Gli scritti che Robespierre ci ha lasciato, insieme ai suoi costumi pubblici e privati, attestano che egli fu costantemente preoccupato dal pensiero della rigenerazione sociale, alla quale aveva consacrato la propria vita: Popolo, Eguaglianza, Virtù, erano le grandi idee, alle quali riportava tutti i doveri del legislatore…
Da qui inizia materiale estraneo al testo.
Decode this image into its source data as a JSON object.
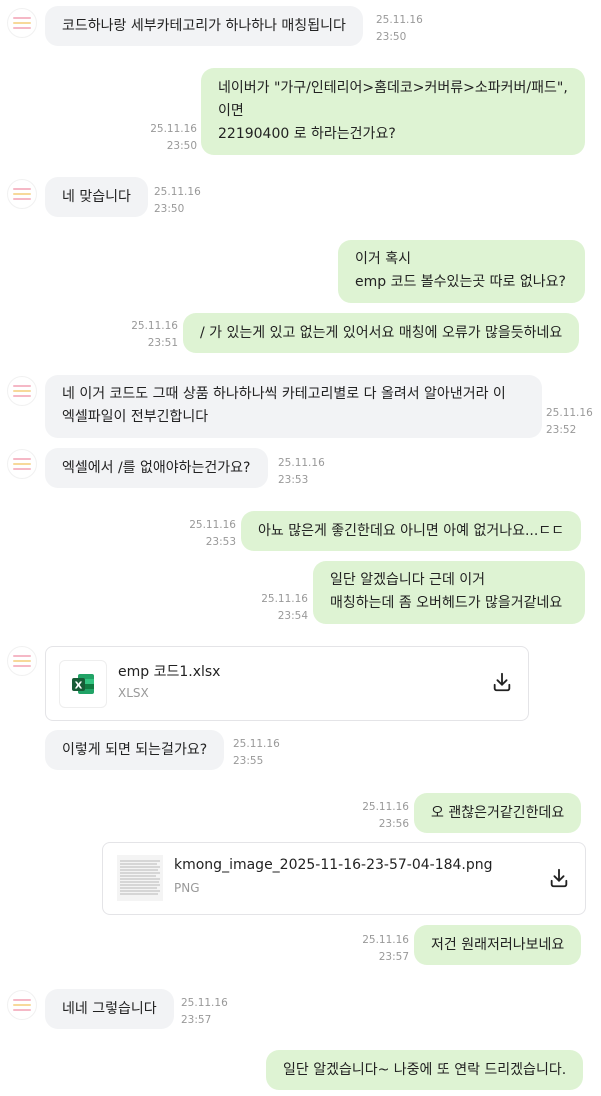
{
  "colors": {
    "incoming_bubble": "#f2f3f5",
    "outgoing_bubble": "#def3d3",
    "timestamp": "#999999"
  },
  "messages": [
    {
      "text": "코드하나랑 세부카테고리가 하나하나 매칭됩니다",
      "date": "25.11.16",
      "time": "23:50"
    },
    {
      "lines": [
        "네이버가 \"가구/인테리어>홈데코>커버류>소파커버/패드\",",
        "이면",
        "22190400 로 하라는건가요?"
      ],
      "date": "25.11.16",
      "time": "23:50"
    },
    {
      "text": "네 맞습니다",
      "date": "25.11.16",
      "time": "23:50"
    },
    {
      "lines": [
        "이거 혹시",
        "emp 코드 볼수있는곳 따로 없나요?"
      ]
    },
    {
      "text": "/ 가 있는게 있고 없는게 있어서요 매칭에 오류가 많을듯하네요",
      "date": "25.11.16",
      "time": "23:51"
    },
    {
      "lines": [
        "네 이거 코드도 그때 상품 하나하나씩 카테고리별로 다 올려서 알아낸거라 이",
        "엑셀파일이 전부긴합니다"
      ],
      "date": "25.11.16",
      "time": "23:52"
    },
    {
      "text": "엑셀에서 /를 없애야하는건가요?",
      "date": "25.11.16",
      "time": "23:53"
    },
    {
      "text": "아뇨 많은게 좋긴한데요 아니면 아예 없거나요...ㄷㄷ",
      "date": "25.11.16",
      "time": "23:53"
    },
    {
      "lines": [
        "일단 알겠습니다 근데 이거",
        "매칭하는데 좀 오버헤드가 많을거같네요"
      ],
      "date": "25.11.16",
      "time": "23:54"
    },
    {
      "file_name": "emp 코드1.xlsx",
      "file_ext": "XLSX",
      "icon": "excel-icon"
    },
    {
      "text": "이렇게 되면 되는걸가요?",
      "date": "25.11.16",
      "time": "23:55"
    },
    {
      "text": "오 괜찮은거같긴한데요",
      "date": "25.11.16",
      "time": "23:56"
    },
    {
      "file_name": "kmong_image_2025-11-16-23-57-04-184.png",
      "file_ext": "PNG",
      "icon": "image-thumbnail"
    },
    {
      "text": "저건 원래저러나보네요",
      "date": "25.11.16",
      "time": "23:57"
    },
    {
      "text": "네네 그렇습니다",
      "date": "25.11.16",
      "time": "23:57"
    },
    {
      "text": "일단 알겠습니다~ 나중에 또 연락 드리겠습니다."
    }
  ]
}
La più grande sciagura fu che la cancrena divorava le viscere della convenzione, in seno alla quale Danton professava, tra gli applausi di numerosi discepoli, l’amore del denaro, la sete del potere, l’indifferenza politica e il disprezzo della virtù. Il comitato di salute pubblica diceva che fosse pagato dall’Inghilterra. Robespierre scorse, nei vizi e nei tentativi di questi faziosi, l’ultimo ostacolo che restava da vincere per arrivare al regno pacifico dell’eguaglianza e del popolo. Decise di combattere e con ciò firmò il proprio decreto a morte. Quando la probità e la virtù furono messe all’ordine del giorno, quando l’immoralità fu dichiarata controrivoluzionaria, quando dall’alto della tribuna si proscrisse l’egoismo e l’intrigo, quando dei deputati concussionari furono tradotti davanti al tribunale che condannava i traditori, le fazioni immorali impallidirono e concepirono atroci progetti. Una riforma, così come la concepivano Robespierre e i suoi amici, è così contraria alle idee di ordine sociale comunemente ricevute, che non è da stupirsi che a fianco di coloro che la contrastavano, perché minacciosa del loro interesse e delle loro passioni, vi fossero degli uomini che non la favorivano, non riuscendo a comprenderla e non potendo conciliarla con le loro massime e con le loro antiche abitudini; ed è forse a questa fatale disposizione degli spiriti che fu dovuto il rigetto delle due grandi
misure, l’educazione comune e l’allocazione dei beni nazionali al popolo…
Robespierre morì povero ed amato da tutti coloro che avevano avuto la possibilità di conoscere ed apprezzare la sua virtù. Fu la vittima dell’immoralità. Il popolo non ebbe mai amico più sincero e più devoto. Si sono fatti dei grandi sforzi per infangare la sua memoria: ora lo si è rimproverato di aver voluto impadronirsi della dittatura; ora gli vengono imputati a delitto i rigori necessari esercitati dal governo rivoluzionario. Fortunata, diciamo noi, la Francia, fortunata l’umanità se Robespierre fosse stato il dittatore e il riformatore! Egli non esercitò mai il diritto di proscrivere e di giudicare; non ebbe altra autorità se non quella della parola; egli si era allontanato dal comitato di salute pubblica mentre che il tribunale rivoluzionario pronunciava un grande numero di pene di cui, in certe crisi, la virtù più pura riconosce l’urgenza ed approva la severità.